I always found that globalization is the poor child of computer literature. In any .NET book, you won’t hear specifically about globalization before chapter 23. You can even tell it’s not shooting high on the radar when you look at the ways globalization was implemented in the three main front-end Frameworks of .NET: WinForm (great!), ASP.NET (retrofitted in sub-optimal way in .NET 2.0) & WPF (totally Byzantine and not even in line with the rest of .NET Framework).
Since I work in Montreal –a bilingual city in a bilingual country– I’m confronted to globalization on nearly every projects I’m involved in. So with time you do build up your bag of tricks & patterns around globalization.
I recently posted a blog talking about the W3C globalization specs for SOAP endpoints, WS-I18N. I found that spec quite interesting because it describes a standard way to handle globalization at a web service level.
Actually, the most common approach I’ve seen (or architected myself) with globalization & web services is to not localize it. For the time zone, you can usually get away by returning time in standard GMT and let the client localize it. For languages, if your application is only bilingual (as is often the case in Canada), you can get away by returning the localized data in both languages since you will typically have properties such as FrenchTitle & EnglishTitle in your data contracts.
This approach has a lot of advantages. First is simplicity of course. But you also get other advantages. For instance, if your application needs to flick between languages in a real-time fashion, with this approach you do not need to interrogate web services again (and potentially get different data, which would make the change language feature a refresh feature at the same time, which is weird). It’s also easier to implement caching if you do not have out-of-band parameters also.
Sometimes you won’t have that luxury. For instance, the project I’m currently working on is multi-lingual in the sense the number of supported cultures is open. We therefore have to model our database with localized value in a vertical way (one row per culture). For the services we were still lucky. The only localized values are list of values (lookups) ; for those we manage them explicitly in the respective service. The other services aren’t localized: the content is in the language the user punched it in. Also, we raise SOAP faults with English-message. The architecture guideline there is that the services aren’t producing user-messages, they are APIs, they can raise faults, but it’s up to the application to interpret the fault and inform the user accordingly.

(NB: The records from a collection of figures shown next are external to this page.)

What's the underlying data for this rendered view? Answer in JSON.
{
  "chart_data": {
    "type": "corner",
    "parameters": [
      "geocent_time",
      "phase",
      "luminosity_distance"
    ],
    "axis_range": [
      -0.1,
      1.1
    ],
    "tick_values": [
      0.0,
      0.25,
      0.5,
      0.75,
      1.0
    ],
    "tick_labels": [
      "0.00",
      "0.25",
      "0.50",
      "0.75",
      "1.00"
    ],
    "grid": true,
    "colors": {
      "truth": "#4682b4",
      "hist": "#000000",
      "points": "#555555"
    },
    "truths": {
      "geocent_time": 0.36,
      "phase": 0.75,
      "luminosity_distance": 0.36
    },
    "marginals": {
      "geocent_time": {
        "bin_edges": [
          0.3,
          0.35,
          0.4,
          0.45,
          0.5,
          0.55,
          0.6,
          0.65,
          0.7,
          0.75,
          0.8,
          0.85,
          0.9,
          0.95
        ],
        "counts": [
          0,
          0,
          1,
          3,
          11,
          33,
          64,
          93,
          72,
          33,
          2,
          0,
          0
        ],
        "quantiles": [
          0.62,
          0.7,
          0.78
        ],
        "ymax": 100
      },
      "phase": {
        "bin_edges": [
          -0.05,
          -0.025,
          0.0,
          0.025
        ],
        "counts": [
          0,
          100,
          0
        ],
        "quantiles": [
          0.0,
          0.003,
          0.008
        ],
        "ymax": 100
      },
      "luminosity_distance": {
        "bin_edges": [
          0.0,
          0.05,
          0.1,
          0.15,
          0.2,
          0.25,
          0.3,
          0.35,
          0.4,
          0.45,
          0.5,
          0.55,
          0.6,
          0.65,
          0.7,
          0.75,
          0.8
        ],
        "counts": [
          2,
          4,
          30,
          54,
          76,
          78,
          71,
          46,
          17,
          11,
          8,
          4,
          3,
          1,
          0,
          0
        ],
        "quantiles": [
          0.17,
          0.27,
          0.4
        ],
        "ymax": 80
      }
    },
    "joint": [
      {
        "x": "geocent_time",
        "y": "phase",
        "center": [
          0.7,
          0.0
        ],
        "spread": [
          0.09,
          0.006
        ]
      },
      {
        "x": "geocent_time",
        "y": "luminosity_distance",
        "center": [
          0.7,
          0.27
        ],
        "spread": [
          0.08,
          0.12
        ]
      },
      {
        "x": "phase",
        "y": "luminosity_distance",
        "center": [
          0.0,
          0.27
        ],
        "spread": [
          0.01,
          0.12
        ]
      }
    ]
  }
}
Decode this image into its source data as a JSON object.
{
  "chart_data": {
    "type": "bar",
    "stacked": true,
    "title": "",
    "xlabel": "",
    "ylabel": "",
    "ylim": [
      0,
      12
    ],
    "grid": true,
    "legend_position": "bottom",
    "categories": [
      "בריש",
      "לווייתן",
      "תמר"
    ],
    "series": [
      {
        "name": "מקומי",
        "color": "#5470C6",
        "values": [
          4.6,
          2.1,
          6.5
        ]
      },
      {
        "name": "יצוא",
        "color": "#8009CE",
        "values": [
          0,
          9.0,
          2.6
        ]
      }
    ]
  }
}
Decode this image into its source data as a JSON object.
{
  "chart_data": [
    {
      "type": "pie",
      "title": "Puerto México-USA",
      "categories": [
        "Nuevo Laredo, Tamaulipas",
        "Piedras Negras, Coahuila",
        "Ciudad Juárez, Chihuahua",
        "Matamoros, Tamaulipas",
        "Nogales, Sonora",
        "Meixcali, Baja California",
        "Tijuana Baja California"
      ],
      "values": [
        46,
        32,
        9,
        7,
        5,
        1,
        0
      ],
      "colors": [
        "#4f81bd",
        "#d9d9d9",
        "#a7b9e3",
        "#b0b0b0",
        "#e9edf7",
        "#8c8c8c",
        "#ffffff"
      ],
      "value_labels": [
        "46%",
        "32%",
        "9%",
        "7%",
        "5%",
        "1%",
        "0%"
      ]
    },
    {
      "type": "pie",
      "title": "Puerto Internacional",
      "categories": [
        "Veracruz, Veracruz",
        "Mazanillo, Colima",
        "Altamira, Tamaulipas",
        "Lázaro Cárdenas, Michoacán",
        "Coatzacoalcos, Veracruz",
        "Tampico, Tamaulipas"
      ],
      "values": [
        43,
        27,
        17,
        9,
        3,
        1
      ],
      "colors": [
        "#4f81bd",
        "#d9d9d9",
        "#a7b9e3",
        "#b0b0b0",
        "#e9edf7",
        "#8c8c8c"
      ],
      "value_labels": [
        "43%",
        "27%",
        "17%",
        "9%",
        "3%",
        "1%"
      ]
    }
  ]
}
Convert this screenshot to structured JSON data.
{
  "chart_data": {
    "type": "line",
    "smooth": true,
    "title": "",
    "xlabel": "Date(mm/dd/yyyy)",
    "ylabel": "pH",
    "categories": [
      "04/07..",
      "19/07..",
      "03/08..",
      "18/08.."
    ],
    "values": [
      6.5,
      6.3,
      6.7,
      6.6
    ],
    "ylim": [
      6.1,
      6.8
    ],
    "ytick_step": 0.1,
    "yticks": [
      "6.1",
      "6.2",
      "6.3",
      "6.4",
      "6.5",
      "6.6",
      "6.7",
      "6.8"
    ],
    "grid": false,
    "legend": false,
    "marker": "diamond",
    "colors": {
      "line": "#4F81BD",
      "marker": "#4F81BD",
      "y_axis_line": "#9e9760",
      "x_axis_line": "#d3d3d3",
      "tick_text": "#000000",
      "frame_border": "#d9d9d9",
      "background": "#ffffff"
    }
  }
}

I think it’s important to think about the role of your services in your application, system, enterprise or context in general. If it’s an API for smart applications to use, I would really aim at not localizing them. This way you can rip the benefit of simplicity but also, you won’t get into confusion of an application being in culture X calling services in culture Y. If your services are meant to be use by themselves or by thin applications (e.g. something doing an xslt-transform on the data returned by your services), you should manage the culture at the service layer.